9. Unerfahrene Projektleitung

10. Mangelndes Projektcontrolling

Gut, dass wir das jetzt wissen. Nur – eigentlich nichts Neues. Schon lange vor Projektbeginn ist klar,

welche Fehler es zu vermeiden gilt. An Literatur dazu herrscht kein Mangel. Auch erfahrene

Projektmitarbeiter haben einen sechsten Sinn für aufkommende Probleme. Wie also ist es möglich,

dass trotzdem jedes Mal die gleichen Fehler gemacht werden? Die Antwort lautet: Mangelnde

Konsequenz.

Ursachen zu erkennen, reicht eben nicht aus. Erst der konsequente Umgang mit diesem Wissen

macht den Unterschied. Aber dafür braucht man Selbstbewusstsein und Mut.

Das Konzern-Dilemma Zurück zu meinem Beispiel: Bereits zum Zeitpunkt des Kick-offs waren die schriftlich mit den Märkten

getroffenen Vereinbarungen Makulatur – der Starttermin hatte sich um zwei Monate verschoben,

die Roll-out Termine wurden jedoch nicht angepasst. Jeder Projektleiter weiß, dass diese Planung,

wenn überhaupt, nur mit abgespecktem Projektumfang oder größerer Mannschaft zu schaffen ist.

Spätestens jetzt hätte eine konsequente Rejustierung des Projektes stattfinden müssen.

Doch trotz des offensichtlichen Konfliktes kommt es nicht dazu: Der Projektleiter, als kleines Rädchen

in der Konzernhierarchie, kann nur begrenzt Einfluss geltend machen. Der IT-Leiter hat keinen

Zugang zu den Entscheidern in der Landesgesellschaft. Der zentrale Fachbereichsleiter scheut die

erneute Konfrontation mit den Märkten. Bleibt noch der Bereichsleiter, der sich seinerseits nicht vor

dem Vorstand rechtfertigen möchte. Also ändert sich nichts. Aussitzen braucht weniger Mut als eine

konsequente Kurskorrektur - das Dilemma großer Konzerne.

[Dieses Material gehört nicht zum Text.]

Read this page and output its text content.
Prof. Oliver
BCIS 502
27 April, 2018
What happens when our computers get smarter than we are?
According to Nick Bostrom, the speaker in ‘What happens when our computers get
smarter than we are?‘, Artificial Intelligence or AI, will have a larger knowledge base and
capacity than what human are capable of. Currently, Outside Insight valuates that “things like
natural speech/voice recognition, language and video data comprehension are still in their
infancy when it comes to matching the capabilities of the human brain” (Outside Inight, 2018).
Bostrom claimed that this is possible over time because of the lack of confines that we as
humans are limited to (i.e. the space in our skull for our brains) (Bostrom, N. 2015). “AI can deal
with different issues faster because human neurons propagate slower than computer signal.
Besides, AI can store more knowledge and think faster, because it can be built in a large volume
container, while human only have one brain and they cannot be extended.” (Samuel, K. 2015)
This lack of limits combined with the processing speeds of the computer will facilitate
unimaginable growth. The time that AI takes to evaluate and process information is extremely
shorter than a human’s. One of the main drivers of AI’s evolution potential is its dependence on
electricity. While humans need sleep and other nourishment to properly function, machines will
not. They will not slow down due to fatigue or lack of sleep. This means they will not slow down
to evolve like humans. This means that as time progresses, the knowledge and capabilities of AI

5 Prinzipien für erfolgreiche Projekte Wie aber kann man dieses Dilemma überwinden? Hier meine persönliche Top 5:

1. Sponsorship auf der obersten Führungsebene

Der Fisch stinkt vom Kopf. Ein guter Sponsor hat Zugang zu allen Stakeholdern eines Projektes, macht sich die Projektziele zu eigen und kennt keine Angst vor schmutzigen Fingern. Ich erinnere mich an eine große SAP-Einführung, in der ich die Go-Live Migration zusammen mit dem Finanzvorstand verantwortet habe. Seite an Seite, Tag und Nacht. Das lief wie am Schnürchen.

2. Echte Projektkultur Alle wollen etwas gemeinsam erreichen: Fachbereich, IT und Landesgesellschaften. Also sollte man auch als Team agieren. Niemand ist Dienstleister des anderen, sondern alle sitzen in einem Boot. Alle wirken gleichermaßen und über alle Projektphasen hinweg in cross-funktionalen Teams mit. Ein klares Bekenntnis zu gemeinsamen Zielen - statt gegenseitiger Schuldzuweisung.

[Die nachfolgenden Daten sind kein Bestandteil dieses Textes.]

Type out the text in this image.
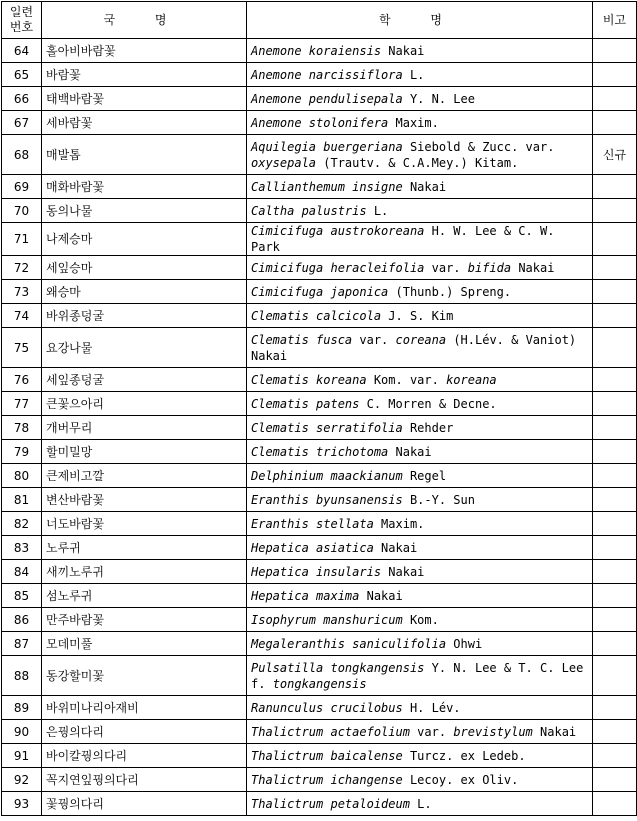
일련
번호	국 명	학 명	비고
64	홀아비바람꽃	Anemone koraiensis Nakai	
65	바람꽃	Anemone narcissiflora L.	
66	태백바람꽃	Anemone pendulisepala Y. N. Lee	
67	세바람꽃	Anemone stolonifera Maxim.	
68	매발톱	Aquilegia buergeriana Siebold & Zucc. var. oxysepala (Trautv. & C.A.Mey.) Kitam.	신규
69	매화바람꽃	Callianthemum insigne Nakai	
70	동의나물	Caltha palustris L.	
71	나제승마	Cimicifuga austrokoreana H. W. Lee & C. W. Park	
72	세잎승마	Cimicifuga heracleifolia var. bifida Nakai	
73	왜승마	Cimicifuga japonica (Thunb.) Spreng.	
74	바위종덩굴	Clematis calcicola J. S. Kim	
75	요강나물	Clematis fusca var. coreana (H.Lév. & Vaniot) Nakai	
76	세잎종덩굴	Clematis koreana Kom. var. koreana	
77	큰꽃으아리	Clematis patens C. Morren & Decne.	
78	개버무리	Clematis serratifolia Rehder	
79	할미밀망	Clematis trichotoma Nakai	
80	큰제비고깔	Delphinium maackianum Regel	
81	변산바람꽃	Eranthis byunsanensis B.-Y. Sun	
82	너도바람꽃	Eranthis stellata Maxim.	
83	노루귀	Hepatica asiatica Nakai	
84	새끼노루귀	Hepatica insularis Nakai	
85	섬노루귀	Hepatica maxima Nakai	
86	만주바람꽃	Isophyrum manshuricum Kom.	
87	모데미풀	Megaleranthis saniculifolia Ohwi	
88	동강할미꽃	Pulsatilla tongkangensis Y. N. Lee & T. C. Lee f. tongkangensis	
89	바위미나리아재비	Ranunculus crucilobus H. Lév.	
90	은꿩의다리	Thalictrum actaefolium var. brevistylum Nakai	
91	바이칼꿩의다리	Thalictrum baicalense Turcz. ex Ledeb.	
92	꼭지연잎꿩의다리	Thalictrum ichangense Lecoy. ex Oliv.	
93	꽃꿩의다리	Thalictrum petaloideum L.	
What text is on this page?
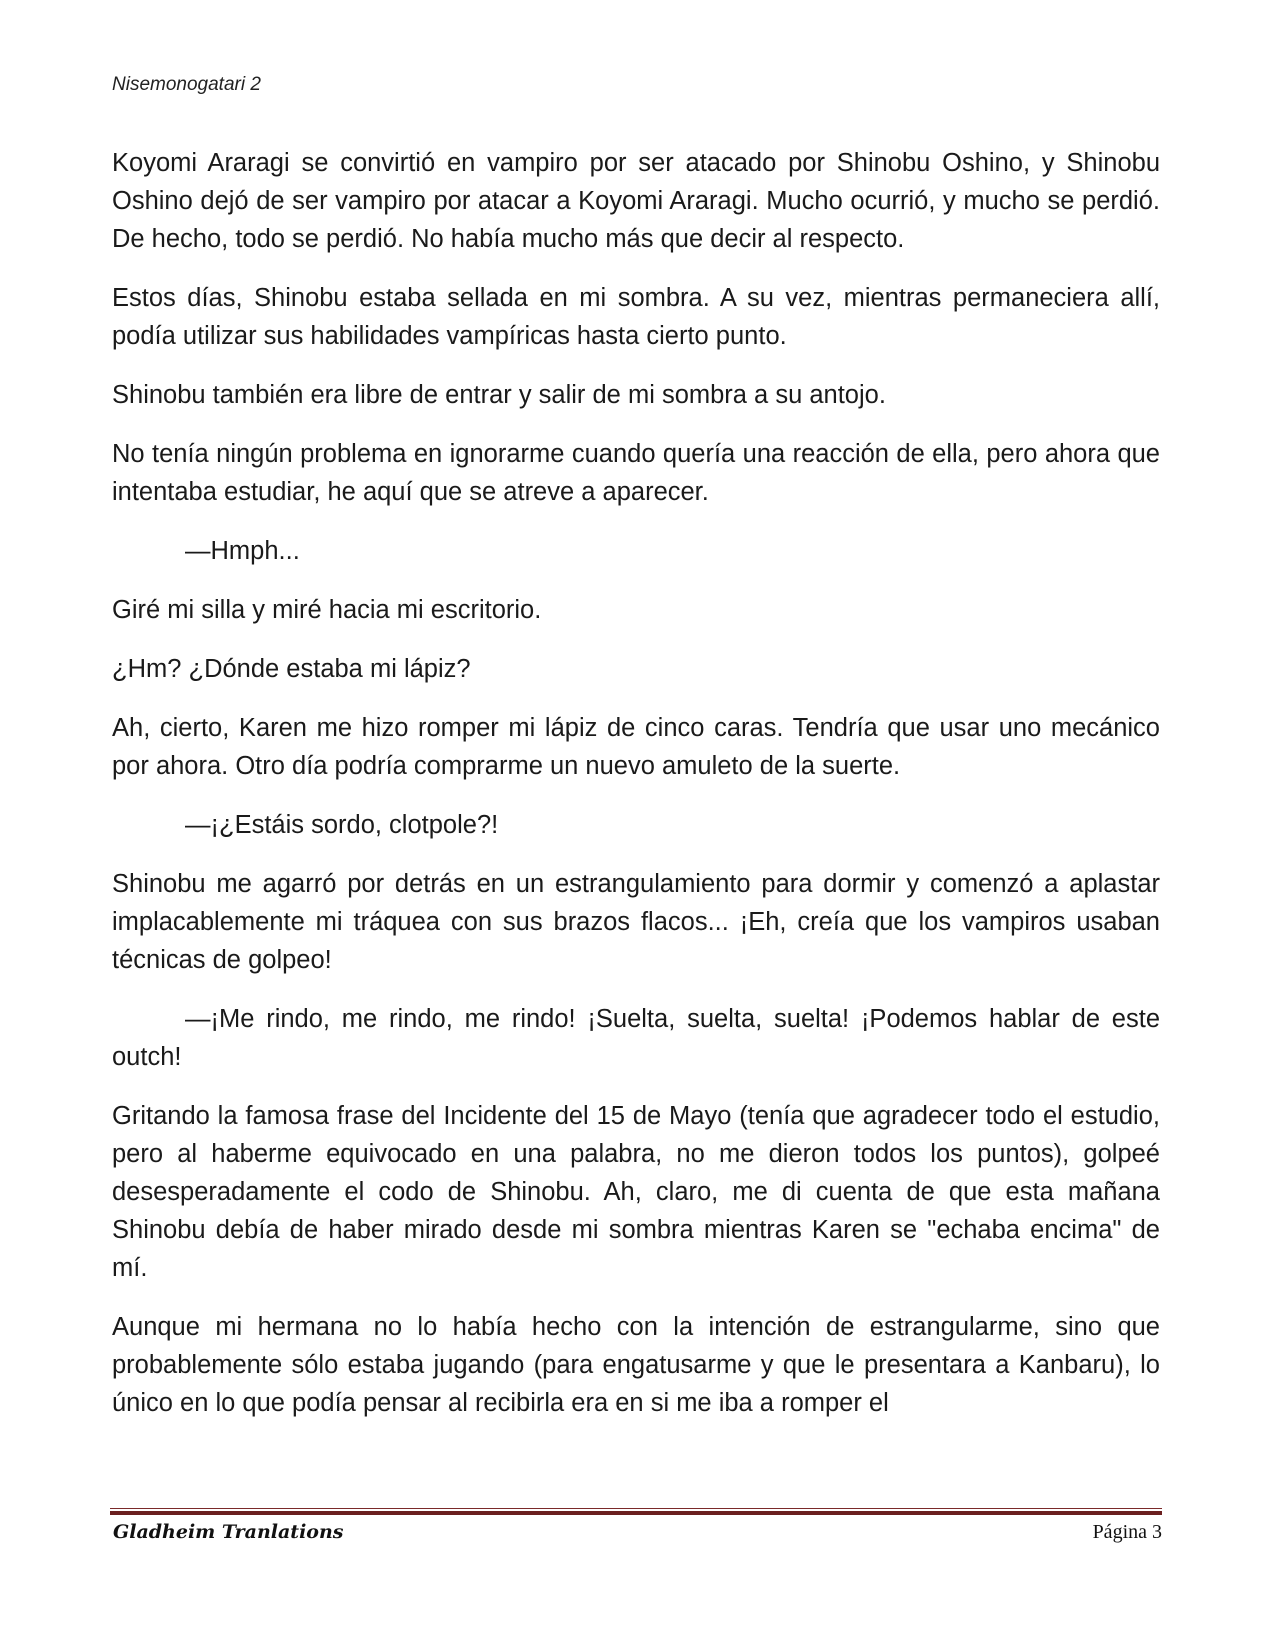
Nisemonogatari 2

Koyomi Araragi se convirtió en vampiro por ser atacado por Shinobu Oshino, y Shinobu Oshino dejó de ser vampiro por atacar a Koyomi Araragi. Mucho ocurrió, y mucho se perdió. De hecho, todo se perdió. No había mucho más que decir al respecto.

Estos días, Shinobu estaba sellada en mi sombra. A su vez, mientras permaneciera allí, podía utilizar sus habilidades vampíricas hasta cierto punto.

Shinobu también era libre de entrar y salir de mi sombra a su antojo.

No tenía ningún problema en ignorarme cuando quería una reacción de ella, pero ahora que intentaba estudiar, he aquí que se atreve a aparecer.

—Hmph...

Giré mi silla y miré hacia mi escritorio.

¿Hm? ¿Dónde estaba mi lápiz?

Ah, cierto, Karen me hizo romper mi lápiz de cinco caras. Tendría que usar uno mecánico por ahora. Otro día podría comprarme un nuevo amuleto de la suerte.

—¡¿Estáis sordo, clotpole?!

Shinobu me agarró por detrás en un estrangulamiento para dormir y comenzó a aplastar implacablemente mi tráquea con sus brazos flacos... ¡Eh, creía que los vampiros usaban técnicas de golpeo!

—¡Me rindo, me rindo, me rindo! ¡Suelta, suelta, suelta! ¡Podemos hablar de este outch!

Gritando la famosa frase del Incidente del 15 de Mayo (tenía que agradecer todo el estudio, pero al haberme equivocado en una palabra, no me dieron todos los puntos), golpeé desesperadamente el codo de Shinobu. Ah, claro, me di cuenta de que esta mañana Shinobu debía de haber mirado desde mi sombra mientras Karen se "echaba encima" de mí.

Aunque mi hermana no lo había hecho con la intención de estrangularme, sino que probablemente sólo estaba jugando (para engatusarme y que le presentara a Kanbaru), lo único en lo que podía pensar al recibirla era en si me iba a romper el

Gladheim Tranlations	Página 3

3. Anpassung individueller Ziele Wer für den Projekterfolg verantwortlich ist, sollte ausschließlich an Projektzielen gemessen werden. Und zwar am Gesamterfolg, nicht an Teilleistungen. Haben konträre Abteilungsziele Einfluss auf Performancebewertung und Bonus, werden diese im Zweifelsfalle priorisiert. Also weg damit.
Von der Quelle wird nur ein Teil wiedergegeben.